Eggers could easily, with this kind of bleak subject matter, have let his novel become a plodding morality tale, or a thinly veiled rant against the injustices of our modern age. But what makes A Hologram for the King so compulsively readable, and so surprisingly uplifting, is the skilful and subtle way Eggers takes us inside Alan’s head, and crafts such a distinct and likeable protagonist. Alan is more than an everyman figure, but, at the same time, his faults and preoccupations are reassuringly familiar: he drastically oversleeps on his first morning in Saudi and ends up arriving in KAEK four hours late; days later, drunk in his hotel room, he attempts—repeatedly and without success—to compose a letter to Kit, with each false start revealing intimate and moving reflections about parenthood, failure, and self-belief; he’s aware of a strange lump on the back of his neck, and even as he convinces himself that it’s a sign of something terrible, he can’t bring himself to see a doctor.

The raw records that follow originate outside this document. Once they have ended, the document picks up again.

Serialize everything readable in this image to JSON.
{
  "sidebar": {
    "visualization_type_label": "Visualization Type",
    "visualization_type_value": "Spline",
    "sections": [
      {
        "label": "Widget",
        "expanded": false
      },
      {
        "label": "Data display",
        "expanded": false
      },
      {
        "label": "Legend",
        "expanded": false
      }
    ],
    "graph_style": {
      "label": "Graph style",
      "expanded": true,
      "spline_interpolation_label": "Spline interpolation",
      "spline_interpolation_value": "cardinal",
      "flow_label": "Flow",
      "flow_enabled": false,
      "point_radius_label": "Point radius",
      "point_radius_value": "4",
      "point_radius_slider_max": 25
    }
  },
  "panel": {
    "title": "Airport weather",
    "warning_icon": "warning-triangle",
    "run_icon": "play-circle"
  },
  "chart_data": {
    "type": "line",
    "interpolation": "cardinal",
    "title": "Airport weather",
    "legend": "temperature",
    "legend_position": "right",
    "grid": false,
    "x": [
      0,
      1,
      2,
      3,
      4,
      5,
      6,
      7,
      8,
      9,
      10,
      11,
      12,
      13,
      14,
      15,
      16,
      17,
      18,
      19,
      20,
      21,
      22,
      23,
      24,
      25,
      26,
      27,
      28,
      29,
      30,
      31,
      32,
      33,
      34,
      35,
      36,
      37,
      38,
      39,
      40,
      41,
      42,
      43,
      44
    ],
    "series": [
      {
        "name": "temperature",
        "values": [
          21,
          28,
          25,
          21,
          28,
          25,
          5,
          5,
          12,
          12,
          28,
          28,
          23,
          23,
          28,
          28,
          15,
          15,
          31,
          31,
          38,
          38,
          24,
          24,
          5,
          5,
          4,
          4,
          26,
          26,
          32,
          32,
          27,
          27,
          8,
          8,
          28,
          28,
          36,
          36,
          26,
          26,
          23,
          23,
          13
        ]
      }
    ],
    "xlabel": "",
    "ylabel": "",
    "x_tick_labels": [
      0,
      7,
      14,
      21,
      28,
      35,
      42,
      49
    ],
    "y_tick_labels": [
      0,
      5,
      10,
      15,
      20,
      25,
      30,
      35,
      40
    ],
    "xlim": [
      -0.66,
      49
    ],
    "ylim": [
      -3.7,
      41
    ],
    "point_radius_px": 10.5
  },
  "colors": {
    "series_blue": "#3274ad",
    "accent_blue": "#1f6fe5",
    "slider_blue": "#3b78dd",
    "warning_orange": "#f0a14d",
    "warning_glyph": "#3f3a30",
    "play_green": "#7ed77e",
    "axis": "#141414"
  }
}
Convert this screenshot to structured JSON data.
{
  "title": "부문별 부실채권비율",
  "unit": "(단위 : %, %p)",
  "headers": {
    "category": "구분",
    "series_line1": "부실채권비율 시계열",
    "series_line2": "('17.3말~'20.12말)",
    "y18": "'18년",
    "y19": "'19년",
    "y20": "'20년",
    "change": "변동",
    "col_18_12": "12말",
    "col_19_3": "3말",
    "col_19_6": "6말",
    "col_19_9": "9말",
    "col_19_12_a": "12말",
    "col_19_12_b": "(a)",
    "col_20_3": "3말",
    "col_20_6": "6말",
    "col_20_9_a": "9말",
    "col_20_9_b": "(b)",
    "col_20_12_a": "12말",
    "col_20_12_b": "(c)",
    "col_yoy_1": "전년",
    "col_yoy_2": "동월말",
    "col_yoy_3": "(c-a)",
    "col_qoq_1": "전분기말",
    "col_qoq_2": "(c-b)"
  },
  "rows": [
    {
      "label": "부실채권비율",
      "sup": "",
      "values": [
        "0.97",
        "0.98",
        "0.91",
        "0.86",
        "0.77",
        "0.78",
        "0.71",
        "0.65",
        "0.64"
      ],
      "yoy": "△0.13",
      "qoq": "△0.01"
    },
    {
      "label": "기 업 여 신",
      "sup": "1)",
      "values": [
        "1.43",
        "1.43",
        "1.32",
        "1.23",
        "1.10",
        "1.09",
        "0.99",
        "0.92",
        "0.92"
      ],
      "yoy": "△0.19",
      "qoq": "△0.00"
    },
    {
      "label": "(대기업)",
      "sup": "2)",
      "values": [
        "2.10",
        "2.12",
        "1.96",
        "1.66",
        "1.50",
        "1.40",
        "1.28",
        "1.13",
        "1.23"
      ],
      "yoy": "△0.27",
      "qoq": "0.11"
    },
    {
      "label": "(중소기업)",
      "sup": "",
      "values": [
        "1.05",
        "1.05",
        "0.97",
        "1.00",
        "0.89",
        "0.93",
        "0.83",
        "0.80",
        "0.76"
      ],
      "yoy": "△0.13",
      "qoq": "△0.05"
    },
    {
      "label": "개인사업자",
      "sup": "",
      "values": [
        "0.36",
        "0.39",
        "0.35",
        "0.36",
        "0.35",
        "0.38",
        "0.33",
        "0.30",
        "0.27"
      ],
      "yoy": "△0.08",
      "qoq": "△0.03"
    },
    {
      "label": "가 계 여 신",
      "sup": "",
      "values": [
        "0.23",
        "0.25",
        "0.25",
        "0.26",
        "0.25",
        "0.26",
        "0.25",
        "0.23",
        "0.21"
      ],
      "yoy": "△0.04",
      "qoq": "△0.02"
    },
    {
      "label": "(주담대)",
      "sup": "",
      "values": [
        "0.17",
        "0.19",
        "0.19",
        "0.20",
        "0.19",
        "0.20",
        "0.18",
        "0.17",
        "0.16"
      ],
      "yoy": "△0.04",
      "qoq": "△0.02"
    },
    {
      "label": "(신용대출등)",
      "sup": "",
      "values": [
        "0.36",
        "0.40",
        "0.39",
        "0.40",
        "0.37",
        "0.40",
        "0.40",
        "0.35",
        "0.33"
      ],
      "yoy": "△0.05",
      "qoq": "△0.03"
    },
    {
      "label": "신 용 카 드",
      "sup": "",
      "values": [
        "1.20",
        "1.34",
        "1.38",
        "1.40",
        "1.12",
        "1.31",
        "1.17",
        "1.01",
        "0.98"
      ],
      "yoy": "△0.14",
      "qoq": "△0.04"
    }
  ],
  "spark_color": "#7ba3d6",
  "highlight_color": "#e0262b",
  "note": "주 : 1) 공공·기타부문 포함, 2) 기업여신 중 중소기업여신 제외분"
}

There’s a dry, gentle humour running throughout the novel that leavens its sombre themes—much of this is due to the wonderful presence of Yousef, the young driver Alan hires to drive him to KAEK each morning, and with whom he quickly develops a rapport. Yousef has no illusions about the future of KAEK—‘there’s nothing there’, he tells Alan, ‘it’s already dead’—but his refreshingly cavalier attitude is the perfect ballast for Alan’s mix of desperate hope and weary resignation.

In the background, of course, is the almost mythic figure of the King, and the increasingly fruitless attempts of Alan and his team to present their hologram. The King’s presence is always imminent, but never confirmed—he’ll be here, Alan is assured, but no one can say when. Every day, Alan and his young associates—whom, he knows, see him as rather useless—set up their equipment in a huge, sweltering tent with poor air conditioning and a non-existent WiFi signal, achingly close to the slick offices in the centre of KAEK. Their daily ritual of waiting takes on an almost fable-like quality, with the King an emblem of their desire to succeed—or even just survive—in this uncertain new climate.

Nonetheless, for all that it purportedly represents, Reliant’s fancy hologram is just that: an empty space, just like the lonely stretches of desert that surround the bland, bright, unfinished architecture of KAEK. It’s symbolic, perhaps, of what Alan feels he may have become—a nothing—and of the strange new market we’ve created for ourselves, where our labour is outsourced, and our money has become more of a concept than a reality, tied up in credit ratings and derivatives and houses that won’t sell. ‘The age of machines holding dominion over man had come’, Alan reflects. ‘Most people did not want to make decisions. And too many of the people who could make decisions had decided to cede them to machines.’

But for all these penetrating observations about our world, A Hologram for the King is Alan’s story: it’s about his need, his failure, and his very fumbling human attempt at redemption. Eggers’ finely tuned rendering of Alan’s character, and the familiarity of his plight, are what make this such a meaningful and poignant read. The novel’s well-judged conclusion implies that there are no simple solutions—not for Alan, and not for us.